El Tribunal Supremo ha rechazado definitivamente la querella presentada por Podemos contra los jueces de la Audiencia Nacional Manuel García Castellón y Joaquín Gadea, alegando prevaricación por reabrir la investigación contra el partido por presunta financiación ilegal. El TS inadmitió la querella argumentando que las decisiones adoptadas por los jueces no fueron injustas ni hubo mala fe. Además, indicaron que los hechos señalados por el testigo «El Pollo» estaban relacionados con la investigación previa que fue archivada en 2016, por lo que los jueces estaban obligados a investigar la nueva información.

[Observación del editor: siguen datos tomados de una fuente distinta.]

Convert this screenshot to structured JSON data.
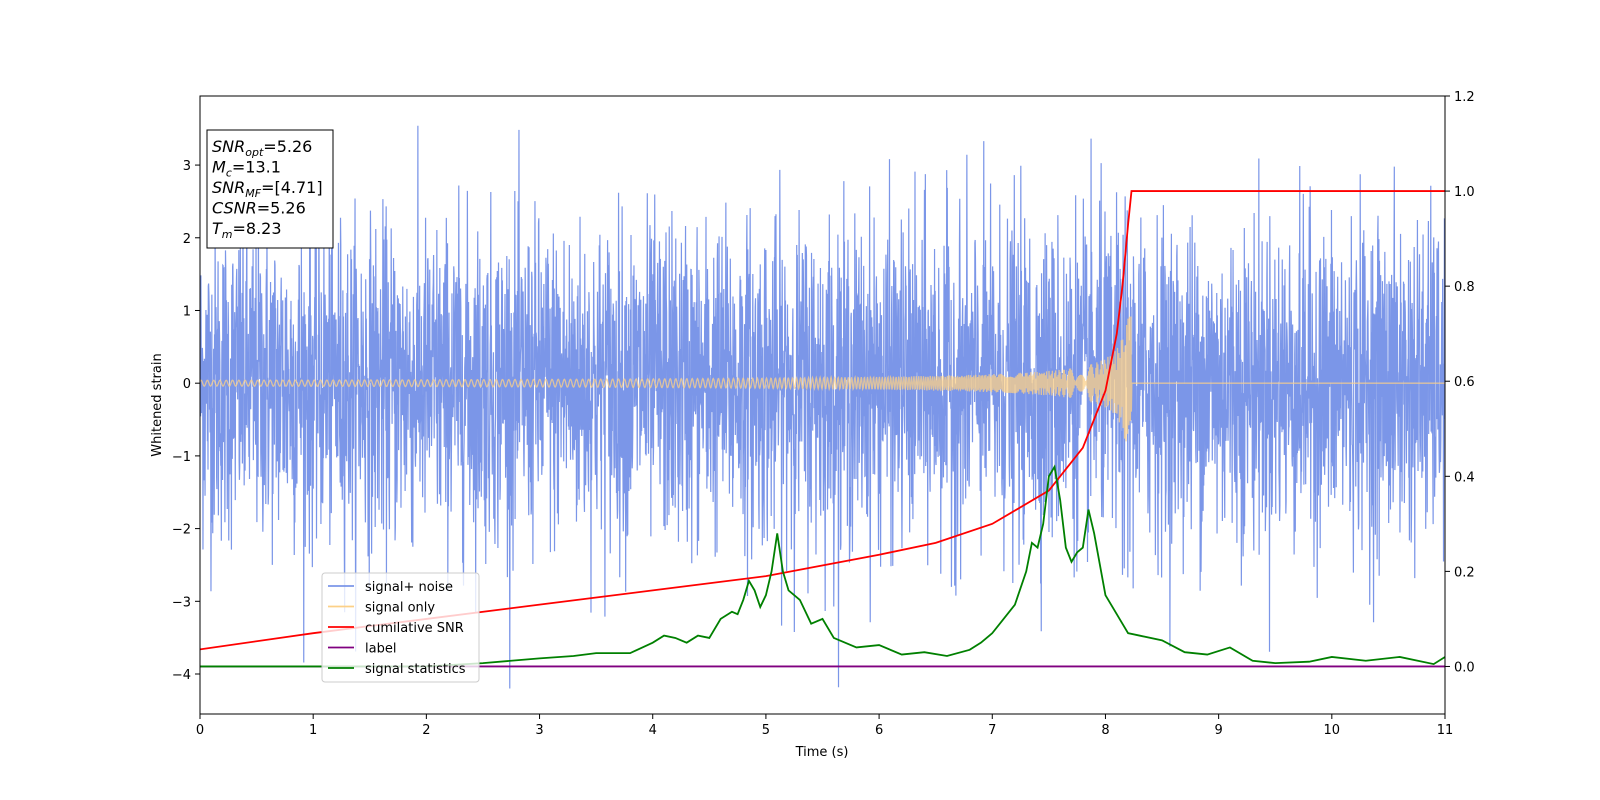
{
  "chart_data": {
    "type": "line",
    "xlabel": "Time (s)",
    "ylabel_left": "Whitened strain",
    "ylabel_right": "",
    "xlim": [
      0,
      11
    ],
    "ylim_left": [
      -4.55,
      3.95
    ],
    "ylim_right": [
      -0.1,
      1.2
    ],
    "x_ticks": [
      0,
      1,
      2,
      3,
      4,
      5,
      6,
      7,
      8,
      9,
      10,
      11
    ],
    "y_ticks_left": [
      -4,
      -3,
      -2,
      -1,
      0,
      1,
      2,
      3
    ],
    "y_ticks_right": [
      0.0,
      0.2,
      0.4,
      0.6,
      0.8,
      1.0,
      1.2
    ],
    "grid": false,
    "legend_position": "lower-left",
    "annotation_position": "upper-left",
    "annotation": [
      {
        "main": "SNR",
        "sub": "opt",
        "value": "=5.26"
      },
      {
        "main": "M",
        "sub": "c",
        "value": "=13.1"
      },
      {
        "main": "SNR",
        "sub": "MF",
        "value": "=[4.71]"
      },
      {
        "main": "CSNR",
        "sub": "",
        "value": "=5.26"
      },
      {
        "main": "T",
        "sub": "m",
        "value": "=8.23"
      }
    ],
    "series": [
      {
        "name": "signal+ noise",
        "color": "#7b96e8",
        "axis": "left",
        "description_values": {
          "mean": 0.0,
          "typical_amplitude": 1.4,
          "max": 3.6,
          "min": -4.2
        }
      },
      {
        "name": "signal only",
        "color": "#fcd088",
        "axis": "left",
        "chirp_end_time": 8.23,
        "peak_amplitude": 0.92,
        "start_amplitude": 0.04
      },
      {
        "name": "cumilative SNR",
        "color": "#ff0000",
        "axis": "right",
        "x": [
          0,
          1,
          2,
          3,
          4,
          5,
          6,
          6.5,
          7,
          7.5,
          7.8,
          8.0,
          8.1,
          8.15,
          8.2,
          8.23,
          11
        ],
        "y": [
          0.036,
          0.07,
          0.1,
          0.13,
          0.16,
          0.19,
          0.235,
          0.26,
          0.3,
          0.37,
          0.46,
          0.58,
          0.7,
          0.8,
          0.93,
          1.0,
          1.0
        ]
      },
      {
        "name": "label",
        "color": "#800080",
        "axis": "right",
        "x": [
          0,
          11
        ],
        "y": [
          0.0,
          0.0
        ]
      },
      {
        "name": "signal statistics",
        "color": "#008000",
        "axis": "right",
        "x": [
          0,
          2.0,
          2.5,
          3.0,
          3.3,
          3.5,
          3.8,
          4.0,
          4.1,
          4.2,
          4.3,
          4.4,
          4.5,
          4.6,
          4.7,
          4.75,
          4.8,
          4.85,
          4.9,
          4.95,
          5.0,
          5.05,
          5.1,
          5.15,
          5.2,
          5.3,
          5.4,
          5.5,
          5.6,
          5.8,
          6.0,
          6.2,
          6.4,
          6.6,
          6.8,
          6.9,
          7.0,
          7.1,
          7.2,
          7.3,
          7.35,
          7.4,
          7.45,
          7.5,
          7.55,
          7.6,
          7.65,
          7.7,
          7.75,
          7.8,
          7.85,
          7.9,
          8.0,
          8.1,
          8.2,
          8.3,
          8.5,
          8.7,
          8.9,
          9.1,
          9.3,
          9.5,
          9.8,
          10.0,
          10.3,
          10.6,
          10.9,
          11.0
        ],
        "y": [
          0.0,
          0.0,
          0.007,
          0.017,
          0.022,
          0.028,
          0.028,
          0.05,
          0.065,
          0.06,
          0.05,
          0.065,
          0.06,
          0.1,
          0.115,
          0.11,
          0.14,
          0.18,
          0.16,
          0.125,
          0.15,
          0.2,
          0.28,
          0.2,
          0.16,
          0.14,
          0.09,
          0.1,
          0.06,
          0.04,
          0.045,
          0.025,
          0.03,
          0.022,
          0.035,
          0.05,
          0.07,
          0.1,
          0.13,
          0.2,
          0.26,
          0.25,
          0.3,
          0.4,
          0.42,
          0.35,
          0.25,
          0.22,
          0.24,
          0.25,
          0.33,
          0.28,
          0.15,
          0.11,
          0.07,
          0.065,
          0.055,
          0.03,
          0.025,
          0.04,
          0.012,
          0.007,
          0.01,
          0.02,
          0.012,
          0.02,
          0.005,
          0.02
        ]
      }
    ]
  }
}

Podemos presentó un recurso de súplica que también fue rechazado. En su recurso, el partido se quejaba de que el Supremo no hubiera revisado la causa instruida por los magistrados querellados para evaluar su actuación. Además, afirmaban que se siguió una causa general sin justificación y que el testimonio del testigo carecía de verosimilitud objetiva.
La magistrada Carmen Lamela, ponente del asunto, resolvió que la inadmisión de la querella era ajustada a derecho. Aunque admitió la veracidad de lo relatado en la querella, consideró que los hechos no constituían delitos, por lo que no era necesario investigarlos. Respecto a los supuestos excesos investigadores, el Supremo aclaró que no se había pronunciado sobre la idoneidad y necesidad de las diligencias porque eso ya había sido revisado y resuelto por la Sala de lo Penal de la Audiencia Nacional.
En resumen, el Tribunal Supremo ha rechazado la querella presentada por Podemos contra los jueces de la Audiencia Nacional, argumentando que los hechos denunciados no constituyen delitos y que los jueces estaban obligados a investigar la nueva información. Aunque Podemos alegaba excesos investigadores, el Supremo no se pronunció sobre ese aspecto, ya que consideró que había sido revisado por la Audiencia Nacional. Cabe destacar que las pesquisas volvieron a cerrarse, pero surgieron nuevas investigaciones contra el cofundador de Podemos, Juan Carlos Monedero, por delitos de blanqueo de capitales y falsedad documental.